Apparently I have Hodgkin’s Lymphoma. I’m 33, how did this happen? I’m 33, I’ve been trying NOT to get cancer, how did this happen? I’m 33!!!! So I basically blame Monsanto. It’s probably their fault right? Did I mention I’m only 33?
We found a mass in my mediastinum, incidentally, via chest x-Ray and then not incidentally via CT and MRI and finally PET scan. It’s basically a tumor of lymph nodes. It is 11+ centimeters wide, behind my breastbone and in front of my heart. It does not hurt. I have no other symptoms. My blood work is normal. I feel good. I do have some shortness of breath with extreme exertion…didn’t bother me much as I’m not really interested in extreme exertion! I’m more a moderate exertion kinda gal.
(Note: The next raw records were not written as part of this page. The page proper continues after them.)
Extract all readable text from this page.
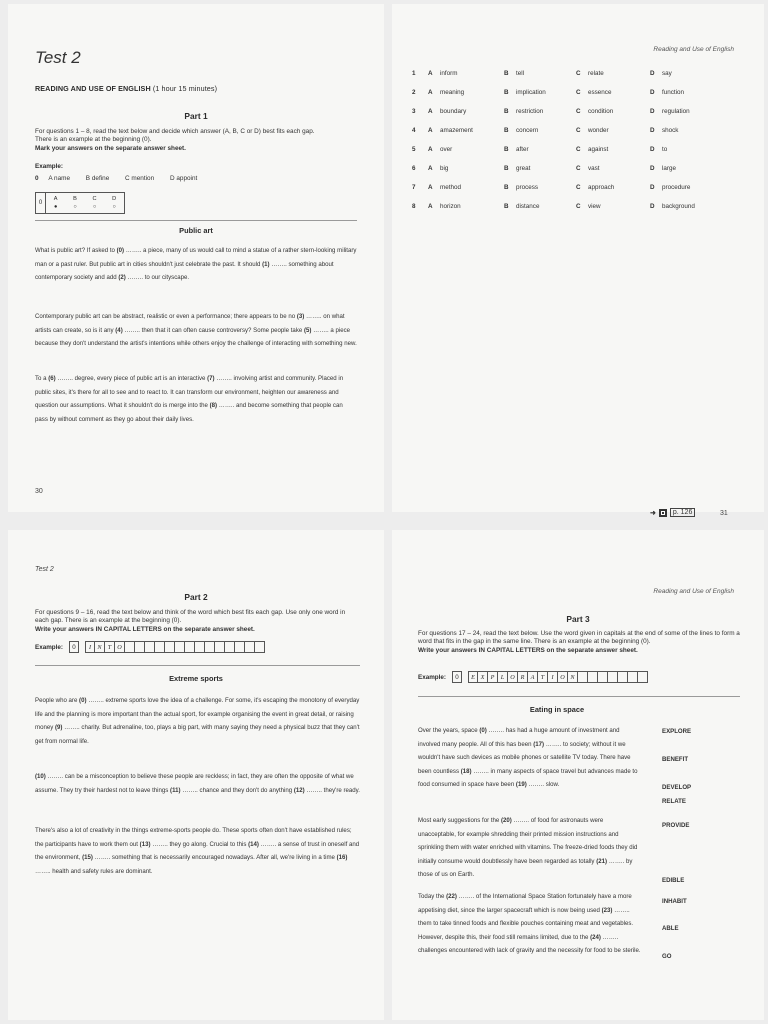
Test 2
READING AND USE OF ENGLISH (1 hour 15 minutes)
Part 1
For questions 1 – 8, read the text below and decide which answer (A, B, C or D) best fits each gap.
There is an example at the beginning (0).
Mark your answers on the separate answer sheet.
Example:
0 A name B define C mention D appoint
0
A
●
B
○
C
○
D
○
Public art
What is public art? If asked to (0) …….. a piece, many of us would call to mind a statue of a rather stern-looking military man or a past ruler. But public art in cities shouldn't just celebrate the past. It should (1) …….. something about contemporary society and add (2) …….. to our cityscape.
Contemporary public art can be abstract, realistic or even a performance; there appears to be no (3) …….. on what artists can create, so is it any (4) …….. then that it can often cause controversy? Some people take (5) …….. a piece because they don't understand the artist's intentions while others enjoy the challenge of interacting with something new.
To a (6) …….. degree, every piece of public art is an interactive (7) …….. involving artist and community. Placed in public sites, it's there for all to see and to react to. It can transform our environment, heighten our awareness and question our assumptions. What it shouldn't do is merge into the (8) …….. and become something that people can pass by without comment as they go about their daily lives.
30
Reading and Use of English
1 A inform	B tell	C relate	D say
2 A meaning	B implication	C essence	D function
3 A boundary	B restriction	C condition	D regulation
4 A amazement	B concern	C wonder	D shock
5 A over	B after	C against	D to
6 A big	B great	C vast	D large
7 A method	B process	C approach	D procedure
8 A horizon	B distance	C view	D background
➜	p. 126	31
Test 2
Part 2
For questions 9 – 16, read the text below and think of the word which best fits each gap. Use only one word in each gap. There is an example at the beginning (0).
Write your answers IN CAPITAL LETTERS on the separate answer sheet.
Example:	0	I	N	T O
Extreme sports
People who are (0) …….. extreme sports love the idea of a challenge. For some, it's escaping the monotony of everyday life and the planning is more important than the actual sport, for example organising the event in great detail, or raising money (9) …….. charity. But adrenaline, too, plays a big part, with many saying they need a physical buzz that they can't get from normal life.
(10) …….. can be a misconception to believe these people are reckless; in fact, they are often the opposite of what we assume. They try their hardest not to leave things (11) …….. chance and they don't do anything (12) …….. they're ready.
There's also a lot of creativity in the things extreme-sports people do. These sports often don't have established rules; the participants have to work them out (13) …….. they go along. Crucial to this (14) …….. a sense of trust in oneself and the environment, (15) …….. something that is necessarily encouraged nowadays. After all, we're living in a time (16) …….. health and safety rules are dominant.
Reading and Use of English
Part 3
For questions 17 – 24, read the text below. Use the word given in capitals at the end of some of the lines to form a word that fits in the gap in the same line. There is an example at the beginning (0).
Write your answers IN CAPITAL LETTERS on the separate answer sheet.
Example:	0	E X	P	L O R	A	T	I	O N
Eating in space
Over the years, space (0) …….. has had a huge amount of investment and involved many people. All of this has been (17) …….. to society; without it we wouldn't have such devices as mobile phones or satellite TV today. There have been countless (18) …….. in many aspects of space travel but advances made to food consumed in space have been (19) …….. slow.
Most early suggestions for the (20) …….. of food for astronauts were unacceptable, for example shredding their printed mission instructions and sprinkling them with water enriched with vitamins. The freeze-dried foods they did initially consume would doubtlessly have been regarded as totally (21) …….. by those of us on Earth.
Today the (22) …….. of the International Space Station fortunately have a more appetising diet, since the larger spacecraft which is now being used (23) …….. them to take tinned foods and flexible pouches containing meat and vegetables. However, despite this, their food still remains limited, due to the (24) …….. challenges encountered with lack of gravity and the necessity for food to be sterile.
EXPLORE
BENEFIT
DEVELOP
RELATE
PROVIDE
EDIBLE
INHABIT
ABLE
GO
So anyhow, that’s basically what I know. I have Stage 2 Hodgkin’s Lymphoma. I will need about 6 months of bi-monthly chemotherapy. I might need radiation after chemo. I will lose my hair. Probably frighten some small children in my life!
It’s been a month since we learned about the mass in my chest. My fucking tumor. Now that the diagnostics are finished, I feel much less stressed. And let’s say, just hypothetically, that this is a year long journey for us; the first month is over already! We made it through the beginning! I rock! You rock! We ROCK! I have felt so supported by my friends and family. Dan has been there by my side with everything I need. I cannot fathom how much harder this would be without him. My mom has said from the beginning, anything I need, if it’s in her power she’ll make sure it happens. Gifts from sweet sisters, hugs and love and food from so many, prayers from the believers and love from the rest. I have been lifted by these kind words and messages during this time when I really didn’t feel strong or badass at all. It’s starting to sink in, that I can have cancer, treat cancer, and be myself at the same time. That I am strong and badass and tuff!
So I will write a little blog. I will do my best and forget the rest. I will enjoy the next 6 months for what they are, another beautiful challenge I get to try my hand at in this crazy life.